Mais où m'emporte une plainte frivole !
Quand ma voix percerait jusques à leur école,
Pourraient-ils devenir meilleurs ?
Revenons vers ce père : errant sous le feuillage,
Un livre à la main, il lisait ;
Son fils sous ses yeux s'amusait,
Livré sans crainte aux plaisirs de son âge,
Voilà que l'espiègle charmant
Met une rose épanouie
Sur un ruisseau qui mollement
Coulait à travers la prairie.
Un jeune papillon au-dessus de la fleur
Voltige un moment, s'y repose,
Et ce joli navigateur
Au gré des flots bientôt voyage avec la rose,
Notre marmot trépignait de plaisir,
Vainement appelait son père,
Suivant des yeux la nef (68) légère
Que semblait diriger le souffle du zéphyr.

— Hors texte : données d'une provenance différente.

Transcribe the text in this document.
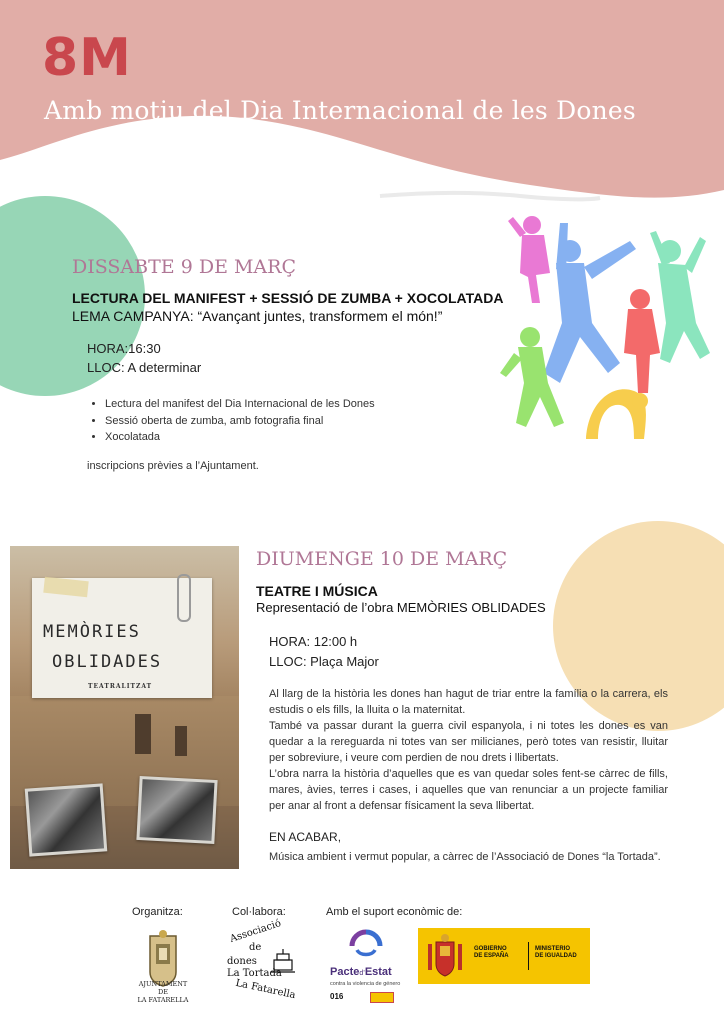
8M
Amb motiu del Dia Internacional de les Dones
DISSABTE 9 DE MARÇ
LECTURA DEL MANIFEST + SESSIÓ DE ZUMBA + XOCOLATADA
LEMA CAMPANYA: “Avançant juntes, transformem el món!”
HORA:16:30
LLOC: A determinar
• Lectura del manifest del Dia Internacional de les Dones
• Sessió oberta de zumba, amb fotografia final
• Xocolatada
inscripcions prèvies a l’Ajuntament.
MEMÒRIES
OBLIDADES
TEATRALITZAT
DIUMENGE 10 DE MARÇ
TEATRE I MÚSICA
Representació de l’obra MEMÒRIES OBLIDADES
HORA: 12:00 h
LLOC: Plaça Major

Al llarg de la història les dones han hagut de triar entre la família o la carrera, els estudis o els fills, la lluita o la maternitat.

També va passar durant la guerra civil espanyola, i ni totes les dones es van quedar a la rereguarda ni totes van ser milicianes, però totes van resistir, lluitar per sobreviure, i veure com perdien de nou drets i llibertats.

L’obra narra la història d’aquelles que es van quedar soles fent-se càrrec de fills, mares, àvies, terres i cases, i aquelles que van renunciar a un projecte familiar per anar al front a defensar físicament la seva llibertat.

EN ACABAR,
Música ambient i vermut popular, a càrrec de l’Associació de Dones “la Tortada”.
Organitza:	Col·labora:	Amb el suport econòmic de:
AJUNTAMENT
DE
LA FATARELLA
Associació
de
dones
La Tortada
La Fatarella
Pacted’Estat
contra la violencia de género
016
GOBIERNO
DE ESPAÑA
MINISTERIO
DE IGUALDAD
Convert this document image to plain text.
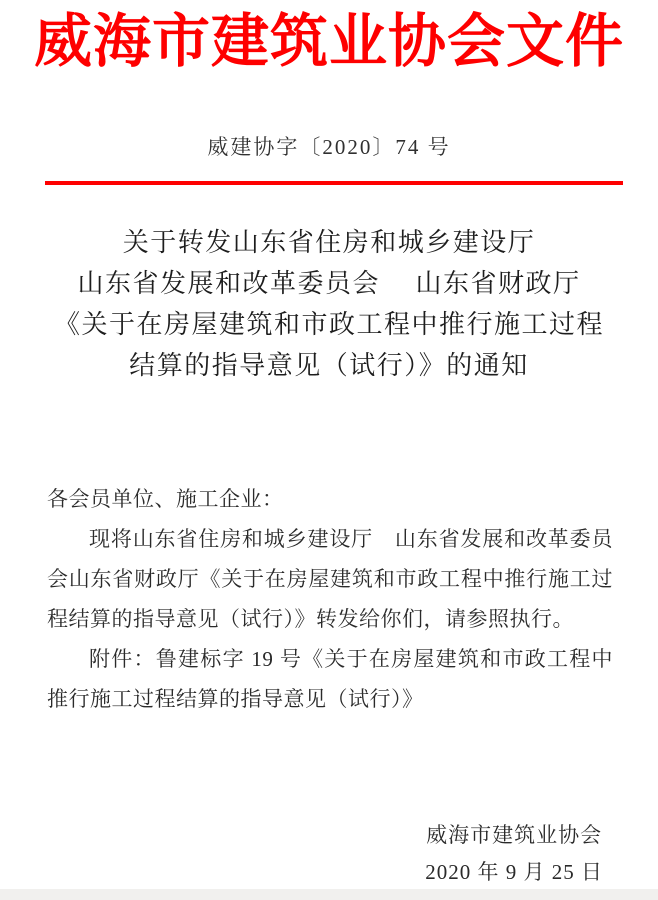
威海市建筑业协会文件
威建协字〔2020〕74 号
关于转发山东省住房和城乡建设厅
山东省发展和改革委员会　 山东省财政厅
《关于在房屋建筑和市政工程中推行施工过程
结算的指导意见（试行）》的通知

各会员单位、施工企业：

现将山东省住房和城乡建设厅　山东省发展和改革委员会山东省财政厅《关于在房屋建筑和市政工程中推行施工过程结算的指导意见（试行）》转发给你们，请参照执行。

附件：鲁建标字 19 号《关于在房屋建筑和市政工程中推行施工过程结算的指导意见（试行）》

威海市建筑业协会
2020 年 9 月 25 日
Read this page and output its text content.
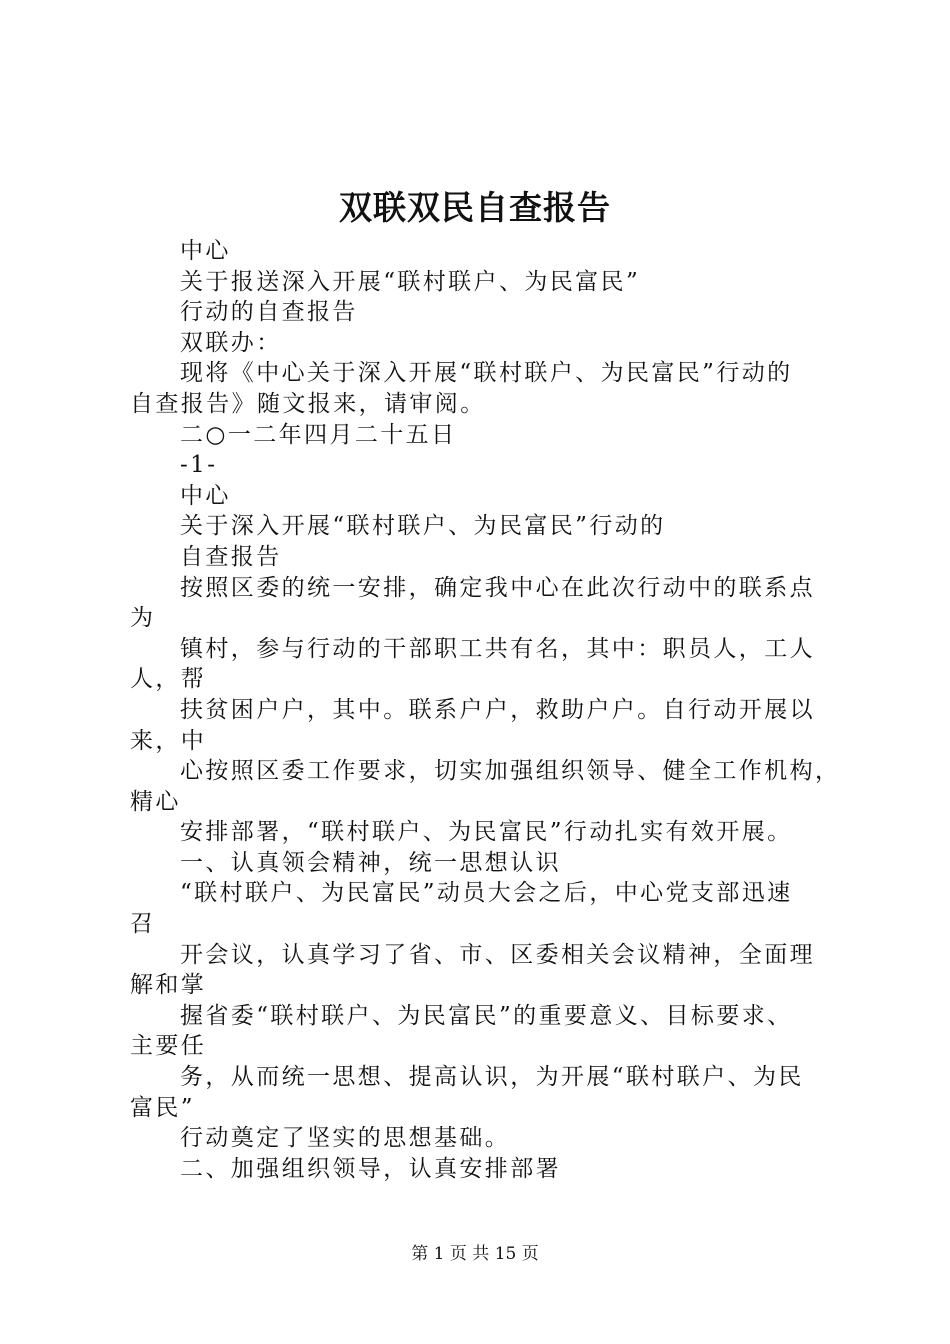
双联双民自查报告
中心
关于报送深入开展“联村联户、为民富民”
行动的自查报告
双联办：
现将《中心关于深入开展“联村联户、为民富民”行动的
自查报告》随文报来，请审阅。
二○一二年四月二十五日
-1-
中心
关于深入开展“联村联户、为民富民”行动的
自查报告
按照区委的统一安排，确定我中心在此次行动中的联系点
为
镇村，参与行动的干部职工共有名，其中：职员人，工人
人，帮
扶贫困户户，其中。联系户户，救助户户。自行动开展以
来，中
心按照区委工作要求，切实加强组织领导、健全工作机构，
精心
安排部署，“联村联户、为民富民”行动扎实有效开展。
一、认真领会精神，统一思想认识
“联村联户、为民富民”动员大会之后，中心党支部迅速
召
开会议，认真学习了省、市、区委相关会议精神，全面理
解和掌
握省委“联村联户、为民富民”的重要意义、目标要求、
主要任
务，从而统一思想、提高认识，为开展“联村联户、为民
富民”
行动奠定了坚实的思想基础。
二、加强组织领导，认真安排部署
第 1 页 共 15 页
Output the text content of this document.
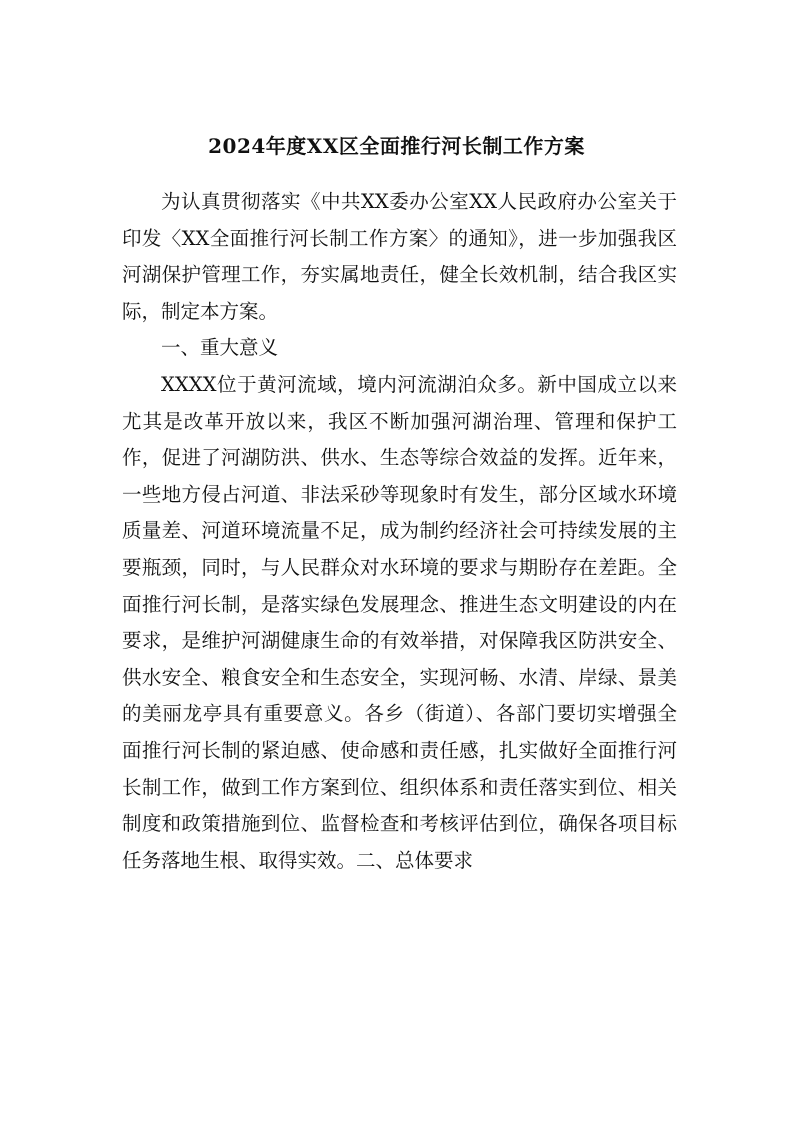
2024年度XX区全面推行河长制工作方案

为认真贯彻落实《中共XX委办公室XX人民政府办公室关于印发〈XX全面推行河长制工作方案〉的通知》，进一步加强我区河湖保护管理工作，夯实属地责任，健全长效机制，结合我区实际，制定本方案。

一、重大意义

XXXX位于黄河流域，境内河流湖泊众多。新中国成立以来尤其是改革开放以来，我区不断加强河湖治理、管理和保护工作，促进了河湖防洪、供水、生态等综合效益的发挥。近年来，一些地方侵占河道、非法采砂等现象时有发生，部分区域水环境质量差、河道环境流量不足，成为制约经济社会可持续发展的主要瓶颈，同时，与人民群众对水环境的要求与期盼存在差距。全面推行河长制，是落实绿色发展理念、推进生态文明建设的内在要求，是维护河湖健康生命的有效举措，对保障我区防洪安全、供水安全、粮食安全和生态安全，实现河畅、水清、岸绿、景美的美丽龙亭具有重要意义。各乡（街道）、各部门要切实增强全面推行河长制的紧迫感、使命感和责任感，扎实做好全面推行河长制工作，做到工作方案到位、组织体系和责任落实到位、相关制度和政策措施到位、监督检查和考核评估到位，确保各项目标任务落地生根、取得实效。二、总体要求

Empêché par des joncs qui partaient de la rive,
Et forcé de quitter la rose fugitive,
L'imprudent papillon tombe et s'agite en vain...
Il allait dans les flots terminer sa carrière.
L'enfant court, le retire, et, posé sur sa main
Il va joyeux le montrer à son père,
Et lui raconte son malheur.
>> Va, j'applaudis à ton bon cœur
Et ce papillon m'intéresse.
Tout imprudent qu'il est, rends-lui la liberté.
Mais viens, mon fils, tu m'as conté
Que tu sais, malgré ta jeunesse,
D'une fable souvent trouver le sens moral
Que l'auteur a voulu nous taire.
Ce petit drame en est une assez claire :
Voyons, je t'aiderai si tu t'expliques mal...
Tu ne dis mot ?.. Eh ! bien cette rose est l'emblème
Des jeux et des plaisirs ; le ruisseau c'est le temps
Qui fuit d'une vitesse extrême ;
Le papillon c'est toi ; et les soins bienfaisans
Qui le rappellent à la vie,
De qui sont-ils, crois-tu ? » — » Ces soins ce sont les tiens,
Mon père, et je t'en remercie !
Toujours je te fus cher ; hélas ! je m'en souviens,
Tu dirigeais mes pas dans ma première enfance
A sourire à mes jeux tu mets ta jouissance ;
Dans l'étude tu me soutiens :
Peux-tu ne pas compter sur ma reconnaissance ?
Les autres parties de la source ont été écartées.